How to make a dictionary with two lists and index of lists?-CodePudding

I have two parallel lists of data like:

genres = ["classic", "pop", "classic", "classic", "pop"]
plays = [500, 600, 150, 800, 2500]

I want to get this result:

album = {"classic":{0:500, 2:150, 3:800}, "pop":{1:600, 4:2500}} # want to make

So I tried this code:

    album = dict.fromkeys(genres,dict())
    # album = {'classic': {}, 'pop': {}}

    for i in range(len(genres)):
        for key,value in album.items():
            if genres[i] == key:
                album[key].update({i:plays[i]})

The result for album is wrong. It looks like

{'classic': {0: 500, 1: 600, 2: 150, 3: 800, 4: 2500},
 'pop': {0: 500, 1: 600, 2: 150, 3: 800, 4: 2500}}

That is, every plays value was added for both of the genres, instead of being added only to the genre that corresponds to the number.

Why does this occur? How can I fix the problem?

CodePudding user response：

Try replacing album = dict.fromkeys(genres,dict()) with

album = {genre: {} for genre in genres}

The reason why your dict.fromkeys does not work is documented in the doc:

fromkeys() is a class method that returns a new dictionary. value defaults to None. All of the values refer to just a single instance, so it generally doesn’t make sense for value to be a mutable object such as an empty list. To get distinct values, use a dict comprehension instead.

That is, when you write album = dict.fromkeys(genres,dict()), album['classic'] and album['pop'] both are the same object. As you add new items to either one of them, it is applied to the other (because they are the same object).

Alternatively, you can use defaultdict and zip:

from collections import defaultdict

genres = ["classic", "pop", "classic", "classic", "pop"]
plays = [500, 600, 150, 800, 2500]

album = defaultdict(dict)
for i, (genre, play) in enumerate(zip(genres, plays)):
    album[genre][i] = play

print(dict(album))
# {'classic': {0: 500, 2: 150, 3: 800}, 'pop': {1: 600, 4: 2500}}

The dict(album) is redundant in most cases; you can use album like a dict.

CodePudding user response：

Use:

In [1059]: d = {}

In [1060]: for c,i in enumerate(genres):
      ...:     if i in d:
      ...:         d[i].update({c:plays[c]})
      ...:     else:
      ...:         d[i] = {c:plays[c]}
      ...: 

In [1061]: d
Out[1061]: {'classic': {0: 500, 2: 150, 3: 800}, 'pop': {1: 600, 4: 2500}}

CodePudding user response：

There are two issues here: first off, the for key,value in album.items(): loop is redundant, although this will not cause a problem because dictionaries have unique keys - you will store every key-value pair twice, but the second time will just replace the first.

The important problem is that after album = dict.fromkeys(genres,dict()), the two values in album will be the same dictionary. dict() happens before the call to dict.fromkeys, and the resulting object is passed in. dict.fromkeys() uses that same object as the value for each key - it does not make a copy.

To solve this, use a dict comprehension to create the dictionary instead:

album = {g: {} for g in genres}

This is an analogous problem to List of lists changes reflected across sublists unexpectedly, except that instead of a list-of-lists it is a dict-with-dict values, and instead of creating the problematic data by multiplication we create it with a method.

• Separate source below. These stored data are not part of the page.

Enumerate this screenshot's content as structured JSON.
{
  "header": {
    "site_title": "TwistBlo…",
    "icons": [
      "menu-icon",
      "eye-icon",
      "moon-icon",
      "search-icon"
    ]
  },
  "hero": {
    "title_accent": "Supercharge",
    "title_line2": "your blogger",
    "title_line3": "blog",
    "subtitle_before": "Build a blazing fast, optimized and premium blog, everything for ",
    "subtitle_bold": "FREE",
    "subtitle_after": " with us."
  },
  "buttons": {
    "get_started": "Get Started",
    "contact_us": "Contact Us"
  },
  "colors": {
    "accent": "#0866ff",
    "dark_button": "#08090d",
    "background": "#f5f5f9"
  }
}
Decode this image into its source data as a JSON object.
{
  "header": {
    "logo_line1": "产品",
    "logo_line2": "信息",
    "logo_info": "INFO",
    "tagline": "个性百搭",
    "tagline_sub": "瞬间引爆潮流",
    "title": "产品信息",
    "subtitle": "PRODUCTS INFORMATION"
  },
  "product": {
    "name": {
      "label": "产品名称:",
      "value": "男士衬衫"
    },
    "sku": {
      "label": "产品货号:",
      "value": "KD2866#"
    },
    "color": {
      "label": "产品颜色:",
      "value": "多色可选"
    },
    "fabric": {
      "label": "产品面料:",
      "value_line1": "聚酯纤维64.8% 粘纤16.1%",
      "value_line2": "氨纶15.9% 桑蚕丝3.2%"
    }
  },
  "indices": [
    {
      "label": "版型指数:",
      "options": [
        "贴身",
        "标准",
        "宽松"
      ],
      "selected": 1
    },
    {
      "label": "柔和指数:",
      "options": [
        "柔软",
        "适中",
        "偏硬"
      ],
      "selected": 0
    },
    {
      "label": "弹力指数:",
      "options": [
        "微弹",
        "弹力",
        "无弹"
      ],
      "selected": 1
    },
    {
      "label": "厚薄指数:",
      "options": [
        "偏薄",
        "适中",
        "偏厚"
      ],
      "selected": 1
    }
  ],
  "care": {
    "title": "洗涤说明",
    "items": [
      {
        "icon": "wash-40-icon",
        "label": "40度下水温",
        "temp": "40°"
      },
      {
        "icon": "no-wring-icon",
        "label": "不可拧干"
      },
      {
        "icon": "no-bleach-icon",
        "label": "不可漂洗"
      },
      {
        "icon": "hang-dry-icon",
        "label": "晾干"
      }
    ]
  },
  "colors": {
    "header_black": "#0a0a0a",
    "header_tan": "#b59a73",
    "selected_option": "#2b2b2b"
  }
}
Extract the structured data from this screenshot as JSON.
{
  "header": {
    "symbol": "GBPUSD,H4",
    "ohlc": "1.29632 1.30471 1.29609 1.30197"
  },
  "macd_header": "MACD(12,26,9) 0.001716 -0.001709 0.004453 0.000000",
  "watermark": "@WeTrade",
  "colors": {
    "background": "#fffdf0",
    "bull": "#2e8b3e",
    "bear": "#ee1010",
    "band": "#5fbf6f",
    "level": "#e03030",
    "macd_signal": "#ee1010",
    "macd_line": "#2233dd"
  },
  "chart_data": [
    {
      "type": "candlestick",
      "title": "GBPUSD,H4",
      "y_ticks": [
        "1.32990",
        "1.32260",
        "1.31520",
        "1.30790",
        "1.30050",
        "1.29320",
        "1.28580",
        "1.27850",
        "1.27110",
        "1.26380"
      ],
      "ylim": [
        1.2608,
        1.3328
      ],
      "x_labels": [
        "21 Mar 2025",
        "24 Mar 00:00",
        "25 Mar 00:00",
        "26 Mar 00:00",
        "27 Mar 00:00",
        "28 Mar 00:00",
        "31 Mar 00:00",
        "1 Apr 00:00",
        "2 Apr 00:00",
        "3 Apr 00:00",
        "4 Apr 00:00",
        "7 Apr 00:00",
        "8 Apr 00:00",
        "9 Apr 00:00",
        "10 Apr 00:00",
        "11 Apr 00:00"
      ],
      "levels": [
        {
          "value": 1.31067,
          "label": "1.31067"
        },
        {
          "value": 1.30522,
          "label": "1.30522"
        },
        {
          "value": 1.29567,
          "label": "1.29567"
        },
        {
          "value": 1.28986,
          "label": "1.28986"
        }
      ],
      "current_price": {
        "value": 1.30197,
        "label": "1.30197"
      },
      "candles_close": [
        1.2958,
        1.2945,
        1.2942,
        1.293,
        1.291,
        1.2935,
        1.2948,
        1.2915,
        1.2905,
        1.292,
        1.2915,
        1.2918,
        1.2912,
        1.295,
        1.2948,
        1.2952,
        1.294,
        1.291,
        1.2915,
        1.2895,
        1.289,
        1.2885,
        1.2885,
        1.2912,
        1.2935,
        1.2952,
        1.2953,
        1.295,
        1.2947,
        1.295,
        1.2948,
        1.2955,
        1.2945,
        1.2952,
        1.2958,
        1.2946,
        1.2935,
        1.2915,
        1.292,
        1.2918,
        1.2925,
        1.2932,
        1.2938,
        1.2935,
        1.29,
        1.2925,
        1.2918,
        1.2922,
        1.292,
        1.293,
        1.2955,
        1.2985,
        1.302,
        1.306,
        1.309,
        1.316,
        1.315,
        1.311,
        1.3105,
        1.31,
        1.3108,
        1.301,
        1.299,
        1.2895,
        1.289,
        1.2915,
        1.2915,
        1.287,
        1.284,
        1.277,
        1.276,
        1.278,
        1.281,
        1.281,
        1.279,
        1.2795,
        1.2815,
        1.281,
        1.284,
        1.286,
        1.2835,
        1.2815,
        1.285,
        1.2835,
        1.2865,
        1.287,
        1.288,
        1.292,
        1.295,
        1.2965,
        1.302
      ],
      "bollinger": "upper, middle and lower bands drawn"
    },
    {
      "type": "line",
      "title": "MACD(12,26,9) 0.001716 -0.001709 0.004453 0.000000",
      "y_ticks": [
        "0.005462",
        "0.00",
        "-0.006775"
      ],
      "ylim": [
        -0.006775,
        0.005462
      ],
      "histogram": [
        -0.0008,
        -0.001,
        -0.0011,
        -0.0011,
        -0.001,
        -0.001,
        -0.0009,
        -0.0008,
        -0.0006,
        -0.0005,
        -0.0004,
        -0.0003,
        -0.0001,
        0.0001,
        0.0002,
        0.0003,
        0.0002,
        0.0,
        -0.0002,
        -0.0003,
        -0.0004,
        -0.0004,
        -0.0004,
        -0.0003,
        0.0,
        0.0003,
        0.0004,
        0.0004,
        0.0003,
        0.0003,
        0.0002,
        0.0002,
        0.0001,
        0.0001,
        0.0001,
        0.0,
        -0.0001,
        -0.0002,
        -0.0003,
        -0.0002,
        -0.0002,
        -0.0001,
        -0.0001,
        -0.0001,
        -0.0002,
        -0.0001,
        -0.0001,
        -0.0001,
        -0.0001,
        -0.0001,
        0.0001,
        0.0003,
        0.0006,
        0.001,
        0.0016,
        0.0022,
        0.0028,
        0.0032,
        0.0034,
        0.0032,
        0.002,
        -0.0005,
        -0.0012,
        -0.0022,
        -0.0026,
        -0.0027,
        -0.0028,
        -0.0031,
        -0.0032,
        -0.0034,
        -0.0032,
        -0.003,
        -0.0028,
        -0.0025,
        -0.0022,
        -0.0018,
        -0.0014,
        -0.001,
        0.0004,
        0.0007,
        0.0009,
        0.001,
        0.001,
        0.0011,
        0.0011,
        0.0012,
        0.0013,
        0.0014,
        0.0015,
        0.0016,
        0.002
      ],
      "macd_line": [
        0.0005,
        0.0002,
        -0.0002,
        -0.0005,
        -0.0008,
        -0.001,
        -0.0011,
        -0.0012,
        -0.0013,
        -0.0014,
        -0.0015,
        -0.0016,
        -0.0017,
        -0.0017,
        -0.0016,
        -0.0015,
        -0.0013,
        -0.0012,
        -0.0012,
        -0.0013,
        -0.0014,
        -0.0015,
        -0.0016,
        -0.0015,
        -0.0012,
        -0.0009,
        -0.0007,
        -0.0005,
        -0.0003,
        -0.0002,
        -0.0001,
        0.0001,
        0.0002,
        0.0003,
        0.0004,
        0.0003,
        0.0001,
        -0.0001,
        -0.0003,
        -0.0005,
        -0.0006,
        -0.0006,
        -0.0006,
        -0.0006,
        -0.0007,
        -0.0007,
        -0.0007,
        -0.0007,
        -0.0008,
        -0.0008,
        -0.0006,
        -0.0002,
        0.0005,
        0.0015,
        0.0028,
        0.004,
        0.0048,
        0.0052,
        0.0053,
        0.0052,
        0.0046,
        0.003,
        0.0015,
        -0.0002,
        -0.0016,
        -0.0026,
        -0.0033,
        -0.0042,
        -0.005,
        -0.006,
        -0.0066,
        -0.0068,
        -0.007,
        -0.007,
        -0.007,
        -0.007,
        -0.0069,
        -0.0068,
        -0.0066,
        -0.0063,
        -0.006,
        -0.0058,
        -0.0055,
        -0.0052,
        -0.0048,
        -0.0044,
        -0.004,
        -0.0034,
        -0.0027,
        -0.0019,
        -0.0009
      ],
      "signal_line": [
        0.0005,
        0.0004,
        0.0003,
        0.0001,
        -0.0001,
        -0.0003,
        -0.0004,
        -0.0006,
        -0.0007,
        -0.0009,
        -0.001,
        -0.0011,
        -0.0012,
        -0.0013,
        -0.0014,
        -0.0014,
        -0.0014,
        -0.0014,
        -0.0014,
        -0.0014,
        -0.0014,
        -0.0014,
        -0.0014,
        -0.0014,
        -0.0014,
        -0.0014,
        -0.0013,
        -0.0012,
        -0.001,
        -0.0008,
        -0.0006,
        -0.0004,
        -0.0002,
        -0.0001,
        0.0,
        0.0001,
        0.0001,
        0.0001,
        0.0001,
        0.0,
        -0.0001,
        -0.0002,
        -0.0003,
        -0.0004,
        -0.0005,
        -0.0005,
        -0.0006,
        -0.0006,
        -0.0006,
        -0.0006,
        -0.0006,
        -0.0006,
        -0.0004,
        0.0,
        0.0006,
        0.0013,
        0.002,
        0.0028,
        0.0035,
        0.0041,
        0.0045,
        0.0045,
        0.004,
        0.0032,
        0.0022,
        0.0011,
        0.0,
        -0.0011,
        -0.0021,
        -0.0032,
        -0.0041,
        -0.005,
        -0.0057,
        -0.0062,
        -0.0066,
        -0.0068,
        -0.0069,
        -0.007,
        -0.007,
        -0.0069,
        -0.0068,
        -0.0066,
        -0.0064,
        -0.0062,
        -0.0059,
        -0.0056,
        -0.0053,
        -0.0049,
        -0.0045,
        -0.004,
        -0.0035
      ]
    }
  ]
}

The underlying logic is the same, however, and the natural solution works in the same way as well.

Another approach is to create the key-value pairs in album only when they are first needed, by checking for their presence first.

Yet another approach is to use a tool that automates that on-demand creation - for example, defaultdict from the standard library collections module`. That way looks like:

from collections import defaultdict
# other code until we get to:
album = defaultdict(dict)
# whenever we try `album[k].update(v)`, if there is not already an
# `album[k]`, it will automatically create `album[k] = dict()` first
# - with a new dictionary, created just then.

CodePudding user response：

@j1-lee answered it correctly, but just in case you want to avoid defaultdict and go with primitive dictionary here is the code.

genres = ["classic", "pop", "classic", "classic", "pop"]
plays = [500, 600, 150, 800, 2500]

all_genres_plays = zip(genres, plays)
album = {}
for index, single_genre_play in enumerate(all_genres_plays):
    genre, play = single_genre_play
    if genre not in album:
        album[genre] = {}
    album[genre][index] = play

print(album)

output:

{'classic': {0: 500, 2: 150, 3: 800}, 'pop': {1: 600, 4: 2500}}